If I am missing something, or if perhaps I am going down the wrong path, I'm open to trying other things.
Thanks.
I can't say that I followed your train(s) of thought very well, so these are fragments which might help you to answer your own questions than a coherent and fully-formed answer. But to answer your final 'question', I think you may be going down some wrong path(s).
In passing, note that evaluating the expression
vars = {x,y,z}
does in fact define those three variables though it doesn't define any rewrite rules (such as values) for them.
Given a polynomial poly you can extract the variables in it with the function Variables[poly] so something like
Variables[x^2+3*x*y]
should return
{x,y}
Note that I write 'should' rather than does because I don't have Mathematica on this machine so my syntax may be a bit wonky. Note also that your example ODE is nothing of the sort but it strikes me that you can probably write a wrapper to manipulate an ODE into a form from which Variables can extract the variables. Mathematica offers a lot of other functions for picking expressions apart and re-assembling them, follow the trails from Variables. It often allows the use of functions defined on Lists on expressions with other heads too so it's always worth experimenting a bit.
There are a couple of widely applicable ways to avoid setting values of variables in Mathematica. For instance, you could write
x^2+3*x*y/.{x->2,y->3}
which will evaluate to
22
but not set values for x and y. This is a very simple example of using (sets of) replacement rules for temporary assignment of values to variables
The other way to avoid setting values for variables is to define functions using Modules or Blocks both of which define their own contexts. The documentation will tell you all about these two and the differences between them.

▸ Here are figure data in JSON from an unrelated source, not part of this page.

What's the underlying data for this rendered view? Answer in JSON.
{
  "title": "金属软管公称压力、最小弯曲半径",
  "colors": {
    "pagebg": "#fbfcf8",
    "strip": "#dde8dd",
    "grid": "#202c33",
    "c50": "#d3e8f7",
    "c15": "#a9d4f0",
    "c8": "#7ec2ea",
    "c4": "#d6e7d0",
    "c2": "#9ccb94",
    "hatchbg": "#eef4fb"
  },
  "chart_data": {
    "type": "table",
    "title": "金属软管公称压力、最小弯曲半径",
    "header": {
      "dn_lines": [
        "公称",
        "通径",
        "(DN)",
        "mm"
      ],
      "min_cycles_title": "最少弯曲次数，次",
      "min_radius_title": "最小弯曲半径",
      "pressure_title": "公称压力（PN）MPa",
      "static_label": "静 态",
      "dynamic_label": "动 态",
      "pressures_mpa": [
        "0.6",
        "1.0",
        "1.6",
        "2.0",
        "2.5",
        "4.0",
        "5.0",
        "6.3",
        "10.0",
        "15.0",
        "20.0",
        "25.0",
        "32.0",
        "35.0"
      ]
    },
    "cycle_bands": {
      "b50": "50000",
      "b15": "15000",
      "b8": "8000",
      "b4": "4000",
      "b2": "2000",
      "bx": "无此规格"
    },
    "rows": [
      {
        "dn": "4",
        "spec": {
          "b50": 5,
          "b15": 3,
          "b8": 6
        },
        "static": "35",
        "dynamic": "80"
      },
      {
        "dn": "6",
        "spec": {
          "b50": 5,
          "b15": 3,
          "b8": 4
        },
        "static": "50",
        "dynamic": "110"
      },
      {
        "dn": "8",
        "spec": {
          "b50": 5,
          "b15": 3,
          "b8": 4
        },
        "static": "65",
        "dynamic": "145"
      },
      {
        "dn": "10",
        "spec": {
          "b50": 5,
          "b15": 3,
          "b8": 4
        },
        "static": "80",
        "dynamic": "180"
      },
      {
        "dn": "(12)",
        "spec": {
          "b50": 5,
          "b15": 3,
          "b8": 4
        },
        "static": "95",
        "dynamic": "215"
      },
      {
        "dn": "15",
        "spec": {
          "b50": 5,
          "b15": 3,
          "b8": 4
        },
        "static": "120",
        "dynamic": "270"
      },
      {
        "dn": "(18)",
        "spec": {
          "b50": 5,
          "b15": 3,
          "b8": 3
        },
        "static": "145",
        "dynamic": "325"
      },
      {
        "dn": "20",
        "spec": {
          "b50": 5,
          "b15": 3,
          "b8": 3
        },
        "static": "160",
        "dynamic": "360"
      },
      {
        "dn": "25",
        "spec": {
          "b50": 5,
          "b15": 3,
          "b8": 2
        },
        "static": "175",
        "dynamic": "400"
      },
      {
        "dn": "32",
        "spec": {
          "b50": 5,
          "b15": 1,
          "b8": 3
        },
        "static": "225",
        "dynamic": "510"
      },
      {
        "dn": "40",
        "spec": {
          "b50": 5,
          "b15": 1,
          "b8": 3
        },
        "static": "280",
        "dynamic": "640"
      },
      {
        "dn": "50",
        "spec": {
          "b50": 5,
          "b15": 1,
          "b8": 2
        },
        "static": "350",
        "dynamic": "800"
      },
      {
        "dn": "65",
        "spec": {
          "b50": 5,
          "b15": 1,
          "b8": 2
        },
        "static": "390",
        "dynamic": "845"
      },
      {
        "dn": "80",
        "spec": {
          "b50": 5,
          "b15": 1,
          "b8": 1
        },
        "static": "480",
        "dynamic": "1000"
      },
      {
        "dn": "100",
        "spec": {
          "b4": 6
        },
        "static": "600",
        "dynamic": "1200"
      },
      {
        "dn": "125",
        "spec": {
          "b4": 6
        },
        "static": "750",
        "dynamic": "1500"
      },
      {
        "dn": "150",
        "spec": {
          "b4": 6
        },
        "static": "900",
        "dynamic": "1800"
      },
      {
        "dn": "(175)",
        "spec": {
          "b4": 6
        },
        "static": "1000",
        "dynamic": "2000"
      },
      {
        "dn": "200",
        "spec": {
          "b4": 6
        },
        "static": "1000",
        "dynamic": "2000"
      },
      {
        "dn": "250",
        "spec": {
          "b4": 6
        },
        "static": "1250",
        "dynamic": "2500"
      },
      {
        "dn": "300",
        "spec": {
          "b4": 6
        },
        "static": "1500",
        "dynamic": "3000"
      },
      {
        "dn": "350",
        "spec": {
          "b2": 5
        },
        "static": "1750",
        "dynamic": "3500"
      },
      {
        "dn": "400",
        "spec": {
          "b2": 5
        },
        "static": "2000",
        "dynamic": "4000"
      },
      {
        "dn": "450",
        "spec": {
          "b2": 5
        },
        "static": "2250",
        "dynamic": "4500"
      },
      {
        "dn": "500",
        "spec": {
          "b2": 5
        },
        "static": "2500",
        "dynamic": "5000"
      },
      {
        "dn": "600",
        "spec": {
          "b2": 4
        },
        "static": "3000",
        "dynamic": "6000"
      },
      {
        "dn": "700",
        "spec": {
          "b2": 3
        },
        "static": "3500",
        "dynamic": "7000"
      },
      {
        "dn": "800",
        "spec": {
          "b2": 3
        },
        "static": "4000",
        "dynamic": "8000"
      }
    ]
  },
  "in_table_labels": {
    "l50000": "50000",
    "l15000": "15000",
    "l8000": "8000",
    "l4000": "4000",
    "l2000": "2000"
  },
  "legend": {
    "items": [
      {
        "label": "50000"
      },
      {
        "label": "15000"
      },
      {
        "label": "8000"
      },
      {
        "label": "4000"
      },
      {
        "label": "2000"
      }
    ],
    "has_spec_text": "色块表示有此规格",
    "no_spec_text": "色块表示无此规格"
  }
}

I can't help thinking that all your clever tricks using Symbol, ToExpression and ToString are a bit beside the point. Spend some time familiarising yourself with Mathematica's in-built functionality before going further down that route, you may well find you don't need to.
Finally, writing, in any language, expressions such as
vars=vars,svars=svars
will lead to madness. It may be syntactically correct, you may even be able to decrypt the semantics when you first write code like that, but in a week's time you will curse your younger self for writing it.